Objective: Birth weight, which can be an indicator for risk of chronic diseases throughout the lifespan, is one of the most commonly used measures in the study of developmental origins of health and disease. There is limited information on the reliability of parent/guardian reported birth weight by race or by respondent type (i.e., mother, father, other caregiver). Results: Birth weight was reported by a respondent for 309 of the 333 (92.8%) study participants; of these, chart obtained birth weight was available for 236 (76.4%).
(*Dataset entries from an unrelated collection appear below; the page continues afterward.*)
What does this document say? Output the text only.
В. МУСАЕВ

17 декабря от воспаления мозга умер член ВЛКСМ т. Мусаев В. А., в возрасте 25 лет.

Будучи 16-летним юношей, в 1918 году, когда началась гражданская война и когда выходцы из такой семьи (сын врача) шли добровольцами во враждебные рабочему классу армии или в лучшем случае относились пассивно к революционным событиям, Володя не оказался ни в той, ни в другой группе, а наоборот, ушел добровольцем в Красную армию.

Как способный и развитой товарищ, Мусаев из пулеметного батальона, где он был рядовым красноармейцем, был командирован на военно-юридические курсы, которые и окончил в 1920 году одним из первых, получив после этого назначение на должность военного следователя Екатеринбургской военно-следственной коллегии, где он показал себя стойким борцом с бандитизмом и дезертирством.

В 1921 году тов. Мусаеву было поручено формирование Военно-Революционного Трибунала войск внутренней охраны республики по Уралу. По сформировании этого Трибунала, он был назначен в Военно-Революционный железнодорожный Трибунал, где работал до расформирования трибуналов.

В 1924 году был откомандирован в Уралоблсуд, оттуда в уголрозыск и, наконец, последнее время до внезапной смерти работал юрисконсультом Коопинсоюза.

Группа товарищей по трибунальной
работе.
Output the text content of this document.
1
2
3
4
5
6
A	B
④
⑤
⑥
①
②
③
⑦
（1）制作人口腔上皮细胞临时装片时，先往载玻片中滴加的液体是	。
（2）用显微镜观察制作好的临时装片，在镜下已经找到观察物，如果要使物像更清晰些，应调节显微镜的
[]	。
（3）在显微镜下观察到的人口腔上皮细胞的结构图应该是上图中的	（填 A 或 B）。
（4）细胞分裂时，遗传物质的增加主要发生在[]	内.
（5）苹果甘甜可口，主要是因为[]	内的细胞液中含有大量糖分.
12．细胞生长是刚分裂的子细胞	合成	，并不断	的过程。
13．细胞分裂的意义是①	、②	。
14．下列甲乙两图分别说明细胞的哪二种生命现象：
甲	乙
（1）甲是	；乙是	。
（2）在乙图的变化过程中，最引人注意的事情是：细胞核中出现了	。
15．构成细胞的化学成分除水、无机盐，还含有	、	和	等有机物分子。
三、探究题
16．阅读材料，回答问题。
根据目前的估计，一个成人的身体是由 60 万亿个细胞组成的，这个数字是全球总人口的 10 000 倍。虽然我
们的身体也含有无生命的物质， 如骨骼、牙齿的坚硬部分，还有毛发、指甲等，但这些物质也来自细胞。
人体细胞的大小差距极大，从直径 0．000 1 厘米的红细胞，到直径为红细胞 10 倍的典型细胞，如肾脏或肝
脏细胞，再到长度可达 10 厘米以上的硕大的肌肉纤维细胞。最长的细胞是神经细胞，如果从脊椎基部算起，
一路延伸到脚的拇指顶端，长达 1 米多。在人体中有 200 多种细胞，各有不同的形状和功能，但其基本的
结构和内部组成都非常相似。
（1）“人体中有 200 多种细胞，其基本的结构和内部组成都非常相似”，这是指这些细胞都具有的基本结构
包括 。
There was good agreement between respondent report and chart obtained birth weight. Over half (N = 145, 61.4%) of respondents reported a birth weight within ± 100 g of what was in the chart; 60.9% of black participants (n = 81) and 62.1% of white participants (n = 64) fell within 100 g. Overall, mothers were 3.31 (95% CI 1.18, 9.33) times more likely than fathers to correctly recall the child's birthweight within ± 100 g (p = 0.023). Respondent reported birth weight is a reliable alternative to chart obtained birth weight. Mothers were found to be most accurate in reporting birth weight of the child. Race/ethnicity was not significantly associated with reliability of birth weight reporting.